Mr. Rupp’s assignment called for his English students to choose a recipe and talk to family members about its history. Tell where the recipe came from and why you chose it.

For some students, the reason is simple: It’s wonderful food. “Stuffed shells make me happy and I hope they make you feel happy, too,” wrote Mary Margaret Hollstein.

Others have more personal reasons.

“This is my grandma’s recipe,” wrote Chelsea Bischoff about her Pumpkin Pie. “It makes me remember my grandma. She is no longer around so it’s special to me.”

“My great-grandma Wolf always made Apple Salad,” wrote Hayze Wolf. “This recipe reminds me of my great-grandma Wolf when we went to all the family gatherings.”

The next part of the assignment called for students to take the recipe card version and turn it into correct writing style—thorough, but easy to follow.

“The biggest struggle for a few of them was reading their mom’s or grandma’s writing on the original recipe card,” Mr. Rupp said.

An excerpt from Levi Miller’s Chuck Wagon Beans recipe instructs the cook this way:

“In a medium baking dish, combine all of the above ingredients along with one can of drained kidney beans, one can drained lima beans, one can of Campbell's Pork and Beans and one can of B&M Baked Beans.”

Levi’s bean recipe has the history—“my great-great-grandmother Rock first created her famous Chuck Wagon Beans in the 1920s”—but he’s not drooling with hunger in his introduction. Instead, he gives this honest assessment.

“I’ve never tried them, but they sound great.”

Greg Knoblauch thinks his Chip Beef Over Rice recipe needs some good marketing.

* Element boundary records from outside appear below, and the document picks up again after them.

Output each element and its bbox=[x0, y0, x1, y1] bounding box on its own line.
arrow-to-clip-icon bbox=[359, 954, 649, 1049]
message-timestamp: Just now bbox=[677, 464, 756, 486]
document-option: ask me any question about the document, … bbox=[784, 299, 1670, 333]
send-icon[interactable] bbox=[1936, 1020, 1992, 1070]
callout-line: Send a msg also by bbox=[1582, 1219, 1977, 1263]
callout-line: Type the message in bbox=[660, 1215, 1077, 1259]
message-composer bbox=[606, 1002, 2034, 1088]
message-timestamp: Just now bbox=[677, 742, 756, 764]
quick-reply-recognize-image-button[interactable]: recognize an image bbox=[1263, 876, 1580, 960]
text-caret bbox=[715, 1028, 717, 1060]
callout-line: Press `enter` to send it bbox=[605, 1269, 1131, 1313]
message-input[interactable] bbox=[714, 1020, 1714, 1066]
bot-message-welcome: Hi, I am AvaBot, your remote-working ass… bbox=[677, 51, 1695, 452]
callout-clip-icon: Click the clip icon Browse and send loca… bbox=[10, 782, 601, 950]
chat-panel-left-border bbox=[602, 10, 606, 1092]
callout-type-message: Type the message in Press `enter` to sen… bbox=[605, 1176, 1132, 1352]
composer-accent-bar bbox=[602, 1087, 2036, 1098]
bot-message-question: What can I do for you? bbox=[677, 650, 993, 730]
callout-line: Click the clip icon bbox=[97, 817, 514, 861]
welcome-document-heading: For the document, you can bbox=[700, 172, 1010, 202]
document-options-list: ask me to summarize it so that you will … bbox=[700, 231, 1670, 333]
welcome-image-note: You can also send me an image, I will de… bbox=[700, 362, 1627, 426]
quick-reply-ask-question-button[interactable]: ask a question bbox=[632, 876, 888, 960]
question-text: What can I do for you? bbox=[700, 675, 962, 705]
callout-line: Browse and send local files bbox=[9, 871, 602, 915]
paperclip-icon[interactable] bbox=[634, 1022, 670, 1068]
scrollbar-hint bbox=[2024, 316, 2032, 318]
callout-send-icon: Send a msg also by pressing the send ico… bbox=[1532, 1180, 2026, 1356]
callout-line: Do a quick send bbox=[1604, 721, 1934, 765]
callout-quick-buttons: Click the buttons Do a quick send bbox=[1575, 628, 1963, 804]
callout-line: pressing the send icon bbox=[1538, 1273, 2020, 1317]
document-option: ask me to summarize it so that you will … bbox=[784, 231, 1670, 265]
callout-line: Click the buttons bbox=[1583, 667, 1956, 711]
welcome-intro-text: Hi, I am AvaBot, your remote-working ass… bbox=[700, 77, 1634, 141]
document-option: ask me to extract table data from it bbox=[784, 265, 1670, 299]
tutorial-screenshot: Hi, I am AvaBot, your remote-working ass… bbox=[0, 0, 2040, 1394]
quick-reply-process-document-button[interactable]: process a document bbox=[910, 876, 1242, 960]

“Try my recipe. It may not sound too good. The first time I tried it, it didn’t look very good, but it tastes great.”

The final part of the assignment was the oral presentation, where students were invited to do anything to help spice up the show. That often included sharing samples. Perhaps the way to a teacher’s grade book is through the stomach. Mr. Rupp claims this assignment is becoming one of his favorites.

“A lot of kids bring in samples and I get to eat,” he said.

Of course this means chicken wings, ice cream and noodles at 8 o’clock in the morning, but he’ll take what he can get.

There’s a bonus from this year’s cookbook project. Sales of the book brought in $250 which the class donated Monday morning to help victims of Hurricane Katrina in Mississippi.

Principal Kay Johnson and staff member Jim Petry were called to the classroom for a presentation. Those two, along with teacher Renae Schaffner, will make a fourth trip to the south over the holiday break to assist with the on-going rebuilding efforts. The classroom gift will help pay for gas or can be used in any way the volunteers see fit.

And before heading into the kitchen, take this one final piece of advice from Aisha Mossing’s recipe: “Hang a candy worm off the rim of the cup.”